As I mentally went over what I have installed on my computer I realized that if someone asked me why I use a particular thing that I don’t think I could truly defend my choice in using it. I would likely start with a story of how I found out about the thing and read or was told how it solves a certain problem. If I was asked if I had experienced that problem I probably couldn’t say so for sure. For example, I was using Oh My ZSH on top of zshell instead of using bash as my shell in my Terminal app, which was Hyperterm instead of Terminal that comes with macOS. I was told awhile ago that Oh My ZSH was an awesome tool with these great configurable features, but it required using zshell. So, I changed the shell on my system and installed Oh My ZSH without ever really using bash and seeing how they are different and if I actually prefer one over the other.

This is also true of NVM, another tool I installed after reading a blog post. I understand the benefits of having multiple versions of Node on your system in case you need to develop apps using a particular version, but I have yet to actually have that need myself. It will likely come as I work more, but until then I am leaving it off.

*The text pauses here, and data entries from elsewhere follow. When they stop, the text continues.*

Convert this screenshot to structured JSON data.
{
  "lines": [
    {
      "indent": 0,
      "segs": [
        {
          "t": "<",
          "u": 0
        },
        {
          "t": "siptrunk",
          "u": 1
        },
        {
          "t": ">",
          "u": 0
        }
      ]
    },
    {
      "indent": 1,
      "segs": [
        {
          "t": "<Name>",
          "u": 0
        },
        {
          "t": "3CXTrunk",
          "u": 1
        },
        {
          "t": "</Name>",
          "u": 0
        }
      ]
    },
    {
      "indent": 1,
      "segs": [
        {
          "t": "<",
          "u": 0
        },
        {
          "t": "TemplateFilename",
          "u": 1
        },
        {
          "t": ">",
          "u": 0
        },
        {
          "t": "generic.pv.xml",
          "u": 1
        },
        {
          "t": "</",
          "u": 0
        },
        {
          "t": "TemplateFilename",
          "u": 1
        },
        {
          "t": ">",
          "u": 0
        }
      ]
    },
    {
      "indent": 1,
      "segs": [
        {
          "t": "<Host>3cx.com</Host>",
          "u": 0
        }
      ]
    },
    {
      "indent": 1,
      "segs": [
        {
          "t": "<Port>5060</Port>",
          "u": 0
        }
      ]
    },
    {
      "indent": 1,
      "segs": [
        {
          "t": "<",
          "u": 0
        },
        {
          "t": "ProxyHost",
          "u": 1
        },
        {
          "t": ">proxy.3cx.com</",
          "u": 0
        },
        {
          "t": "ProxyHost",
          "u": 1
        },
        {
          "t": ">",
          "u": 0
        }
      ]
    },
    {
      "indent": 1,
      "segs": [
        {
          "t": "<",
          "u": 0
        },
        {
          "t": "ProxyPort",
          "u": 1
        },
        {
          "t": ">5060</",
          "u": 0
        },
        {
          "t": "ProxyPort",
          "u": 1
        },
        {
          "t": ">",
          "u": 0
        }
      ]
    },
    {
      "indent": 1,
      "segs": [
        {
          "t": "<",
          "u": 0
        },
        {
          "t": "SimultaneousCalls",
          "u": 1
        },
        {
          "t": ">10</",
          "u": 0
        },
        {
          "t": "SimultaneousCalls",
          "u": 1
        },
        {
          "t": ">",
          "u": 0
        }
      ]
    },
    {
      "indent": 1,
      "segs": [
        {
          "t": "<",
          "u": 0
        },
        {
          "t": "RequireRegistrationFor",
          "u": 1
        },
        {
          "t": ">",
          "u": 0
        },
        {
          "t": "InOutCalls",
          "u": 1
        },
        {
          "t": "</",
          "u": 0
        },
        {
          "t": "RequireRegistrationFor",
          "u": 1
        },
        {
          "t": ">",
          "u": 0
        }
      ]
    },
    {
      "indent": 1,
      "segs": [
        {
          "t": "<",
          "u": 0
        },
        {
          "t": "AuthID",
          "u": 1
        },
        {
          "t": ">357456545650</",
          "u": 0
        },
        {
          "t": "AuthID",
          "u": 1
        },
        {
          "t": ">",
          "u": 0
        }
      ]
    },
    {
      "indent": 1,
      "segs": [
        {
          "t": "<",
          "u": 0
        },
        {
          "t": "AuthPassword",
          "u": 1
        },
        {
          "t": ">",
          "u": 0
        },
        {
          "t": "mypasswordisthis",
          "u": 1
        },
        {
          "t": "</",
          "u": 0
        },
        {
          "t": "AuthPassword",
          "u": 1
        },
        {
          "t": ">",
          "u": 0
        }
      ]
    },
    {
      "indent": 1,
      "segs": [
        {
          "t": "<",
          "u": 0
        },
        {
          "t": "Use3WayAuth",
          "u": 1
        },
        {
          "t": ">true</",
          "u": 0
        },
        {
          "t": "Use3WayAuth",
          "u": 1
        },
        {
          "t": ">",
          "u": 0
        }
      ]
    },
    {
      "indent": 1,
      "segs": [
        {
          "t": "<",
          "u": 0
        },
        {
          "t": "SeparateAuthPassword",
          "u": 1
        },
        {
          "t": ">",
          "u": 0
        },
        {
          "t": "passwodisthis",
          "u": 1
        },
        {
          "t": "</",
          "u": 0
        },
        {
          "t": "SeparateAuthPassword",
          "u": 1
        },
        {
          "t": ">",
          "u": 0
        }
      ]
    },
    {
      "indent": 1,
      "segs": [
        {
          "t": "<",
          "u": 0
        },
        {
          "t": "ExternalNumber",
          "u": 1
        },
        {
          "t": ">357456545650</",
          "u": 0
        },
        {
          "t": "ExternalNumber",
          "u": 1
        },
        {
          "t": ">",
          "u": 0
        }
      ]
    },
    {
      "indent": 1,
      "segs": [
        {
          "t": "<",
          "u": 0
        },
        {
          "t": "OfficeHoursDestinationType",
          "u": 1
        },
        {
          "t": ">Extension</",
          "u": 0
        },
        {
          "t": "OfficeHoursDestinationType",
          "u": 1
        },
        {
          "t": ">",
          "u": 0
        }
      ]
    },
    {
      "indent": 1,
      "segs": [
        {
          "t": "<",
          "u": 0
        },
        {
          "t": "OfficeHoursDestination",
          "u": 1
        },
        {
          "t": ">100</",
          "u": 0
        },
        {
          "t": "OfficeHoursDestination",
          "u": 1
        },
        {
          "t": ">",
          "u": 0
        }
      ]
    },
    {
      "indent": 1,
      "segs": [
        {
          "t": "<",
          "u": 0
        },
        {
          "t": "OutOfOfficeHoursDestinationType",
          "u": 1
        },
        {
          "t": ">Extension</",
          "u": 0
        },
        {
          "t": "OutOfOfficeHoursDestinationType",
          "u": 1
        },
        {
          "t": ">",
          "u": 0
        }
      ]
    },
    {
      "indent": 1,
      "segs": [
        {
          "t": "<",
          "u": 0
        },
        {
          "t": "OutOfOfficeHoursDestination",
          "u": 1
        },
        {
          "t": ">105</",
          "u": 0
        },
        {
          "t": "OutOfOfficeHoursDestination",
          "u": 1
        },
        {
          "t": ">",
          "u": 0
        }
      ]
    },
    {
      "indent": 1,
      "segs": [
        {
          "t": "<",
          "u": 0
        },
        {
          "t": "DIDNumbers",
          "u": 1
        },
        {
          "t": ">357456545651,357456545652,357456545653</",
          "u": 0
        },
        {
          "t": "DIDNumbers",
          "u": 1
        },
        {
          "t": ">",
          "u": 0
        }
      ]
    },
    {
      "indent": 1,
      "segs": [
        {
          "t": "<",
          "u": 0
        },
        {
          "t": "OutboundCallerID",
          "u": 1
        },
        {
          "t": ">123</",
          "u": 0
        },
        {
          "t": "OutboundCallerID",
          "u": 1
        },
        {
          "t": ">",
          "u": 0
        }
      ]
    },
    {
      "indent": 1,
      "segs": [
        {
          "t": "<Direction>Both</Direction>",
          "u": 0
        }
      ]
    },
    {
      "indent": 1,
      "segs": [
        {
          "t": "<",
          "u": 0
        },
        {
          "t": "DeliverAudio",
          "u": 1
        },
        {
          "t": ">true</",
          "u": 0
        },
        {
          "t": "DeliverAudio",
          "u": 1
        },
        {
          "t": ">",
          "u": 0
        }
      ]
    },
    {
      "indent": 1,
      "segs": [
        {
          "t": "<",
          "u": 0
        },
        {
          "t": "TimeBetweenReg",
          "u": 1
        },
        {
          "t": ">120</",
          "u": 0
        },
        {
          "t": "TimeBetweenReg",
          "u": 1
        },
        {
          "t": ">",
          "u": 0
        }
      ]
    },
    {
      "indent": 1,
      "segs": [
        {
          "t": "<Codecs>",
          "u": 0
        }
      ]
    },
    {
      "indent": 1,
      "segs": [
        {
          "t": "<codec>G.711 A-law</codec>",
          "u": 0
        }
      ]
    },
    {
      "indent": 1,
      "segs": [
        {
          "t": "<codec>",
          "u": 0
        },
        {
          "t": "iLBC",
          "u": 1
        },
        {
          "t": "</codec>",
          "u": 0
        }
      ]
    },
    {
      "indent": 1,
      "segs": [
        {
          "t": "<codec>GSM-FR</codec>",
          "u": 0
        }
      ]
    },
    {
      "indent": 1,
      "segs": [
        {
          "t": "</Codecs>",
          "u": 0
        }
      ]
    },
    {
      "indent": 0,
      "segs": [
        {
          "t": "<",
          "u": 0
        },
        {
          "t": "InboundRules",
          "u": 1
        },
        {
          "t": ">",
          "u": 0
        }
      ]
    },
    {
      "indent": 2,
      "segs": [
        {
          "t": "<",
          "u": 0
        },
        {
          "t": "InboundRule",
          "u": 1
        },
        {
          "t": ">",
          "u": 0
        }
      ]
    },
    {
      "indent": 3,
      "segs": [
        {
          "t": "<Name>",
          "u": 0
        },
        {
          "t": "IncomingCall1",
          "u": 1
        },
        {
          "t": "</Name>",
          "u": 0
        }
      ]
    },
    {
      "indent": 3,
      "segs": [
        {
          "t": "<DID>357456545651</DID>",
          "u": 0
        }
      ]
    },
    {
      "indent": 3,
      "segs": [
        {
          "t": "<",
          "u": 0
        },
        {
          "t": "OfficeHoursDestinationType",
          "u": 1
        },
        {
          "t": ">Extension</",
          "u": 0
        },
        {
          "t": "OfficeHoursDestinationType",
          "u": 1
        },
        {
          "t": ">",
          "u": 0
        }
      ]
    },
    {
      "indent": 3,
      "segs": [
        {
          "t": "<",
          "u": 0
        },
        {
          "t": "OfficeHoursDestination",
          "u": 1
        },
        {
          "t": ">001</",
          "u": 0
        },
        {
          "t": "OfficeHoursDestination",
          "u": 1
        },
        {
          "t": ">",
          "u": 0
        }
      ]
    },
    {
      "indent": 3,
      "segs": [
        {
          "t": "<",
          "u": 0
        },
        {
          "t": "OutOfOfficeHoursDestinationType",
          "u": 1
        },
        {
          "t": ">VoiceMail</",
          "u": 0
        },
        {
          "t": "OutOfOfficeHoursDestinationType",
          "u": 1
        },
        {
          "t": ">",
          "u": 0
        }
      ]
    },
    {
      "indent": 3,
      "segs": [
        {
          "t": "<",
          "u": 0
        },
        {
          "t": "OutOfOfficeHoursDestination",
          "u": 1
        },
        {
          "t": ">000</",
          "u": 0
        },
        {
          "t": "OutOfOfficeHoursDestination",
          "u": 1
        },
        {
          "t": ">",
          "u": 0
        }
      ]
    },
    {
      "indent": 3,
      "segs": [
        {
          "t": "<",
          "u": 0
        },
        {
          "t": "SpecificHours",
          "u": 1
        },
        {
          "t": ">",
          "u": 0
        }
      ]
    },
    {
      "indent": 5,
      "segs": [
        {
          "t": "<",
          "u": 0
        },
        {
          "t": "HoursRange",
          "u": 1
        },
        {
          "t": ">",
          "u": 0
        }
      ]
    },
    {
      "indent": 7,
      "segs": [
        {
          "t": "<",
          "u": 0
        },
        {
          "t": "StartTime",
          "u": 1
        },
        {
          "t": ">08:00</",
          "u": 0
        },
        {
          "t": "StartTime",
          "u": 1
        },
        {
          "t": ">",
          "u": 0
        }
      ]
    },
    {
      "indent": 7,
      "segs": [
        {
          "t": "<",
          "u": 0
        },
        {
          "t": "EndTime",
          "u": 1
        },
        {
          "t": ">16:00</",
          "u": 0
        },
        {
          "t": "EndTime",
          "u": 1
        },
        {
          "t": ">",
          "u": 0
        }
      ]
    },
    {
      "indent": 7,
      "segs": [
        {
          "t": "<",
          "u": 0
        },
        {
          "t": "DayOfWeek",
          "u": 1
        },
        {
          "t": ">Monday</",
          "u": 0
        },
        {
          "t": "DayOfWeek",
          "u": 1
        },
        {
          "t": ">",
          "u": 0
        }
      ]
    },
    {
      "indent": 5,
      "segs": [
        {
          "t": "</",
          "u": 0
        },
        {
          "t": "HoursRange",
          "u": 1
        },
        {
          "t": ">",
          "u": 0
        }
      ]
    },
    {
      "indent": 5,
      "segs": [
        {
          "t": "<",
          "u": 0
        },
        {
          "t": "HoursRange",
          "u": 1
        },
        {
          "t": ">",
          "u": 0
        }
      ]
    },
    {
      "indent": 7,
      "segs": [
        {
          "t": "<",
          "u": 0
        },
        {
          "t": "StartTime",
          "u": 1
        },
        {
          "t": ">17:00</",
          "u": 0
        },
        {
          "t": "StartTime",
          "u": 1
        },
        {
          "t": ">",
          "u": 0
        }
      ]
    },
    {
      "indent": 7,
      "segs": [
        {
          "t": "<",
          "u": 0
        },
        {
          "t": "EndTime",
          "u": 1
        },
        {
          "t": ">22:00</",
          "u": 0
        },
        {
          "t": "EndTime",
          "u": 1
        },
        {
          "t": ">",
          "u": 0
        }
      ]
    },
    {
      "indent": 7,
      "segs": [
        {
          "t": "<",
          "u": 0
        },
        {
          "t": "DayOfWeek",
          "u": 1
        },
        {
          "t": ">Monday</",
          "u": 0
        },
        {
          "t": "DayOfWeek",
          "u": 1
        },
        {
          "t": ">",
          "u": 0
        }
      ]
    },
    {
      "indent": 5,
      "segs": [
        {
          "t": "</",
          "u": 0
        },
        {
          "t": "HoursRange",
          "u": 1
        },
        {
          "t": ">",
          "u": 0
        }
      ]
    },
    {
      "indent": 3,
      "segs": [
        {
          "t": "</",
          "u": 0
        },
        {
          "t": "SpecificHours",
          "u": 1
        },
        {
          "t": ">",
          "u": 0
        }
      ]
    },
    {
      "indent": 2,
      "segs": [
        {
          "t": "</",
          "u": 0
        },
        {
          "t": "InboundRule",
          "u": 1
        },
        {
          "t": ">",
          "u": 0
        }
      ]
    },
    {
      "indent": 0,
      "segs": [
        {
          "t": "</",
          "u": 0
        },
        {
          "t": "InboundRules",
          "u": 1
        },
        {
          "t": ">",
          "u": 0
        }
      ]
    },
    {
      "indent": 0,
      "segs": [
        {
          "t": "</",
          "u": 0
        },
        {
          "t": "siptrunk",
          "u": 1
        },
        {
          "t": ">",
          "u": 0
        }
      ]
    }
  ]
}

Now, I have my shell set to bash, hence the awesome and pun-tastic title of this post, and I’ve uninstalled all of the things I can’t justify using. Going forward I plan on working on projects and as I experience the pitfalls of a certain process I can look into solutions for that issue. But, until then I am going to work with a more default setup. One benefit to this is that to get my dev environment setup on another computer will just take a .bashrc and .bash_profile along with installing Atom and Node.js. The contents of those bash files are stored in Google Keep, so I can easily copy and paste their contents into place. Fun fact, I have already replicated the things I was using and like about Oh My Zsh and zshell in bash. So, I probably won’t be switching back unless something pretty drastic comes up. I’m also using Terminal over Hyperterm.

In the end this is meant to help me solidify my learning in web development so that I can speak directly to the stuff that I am doing and why I am doing it.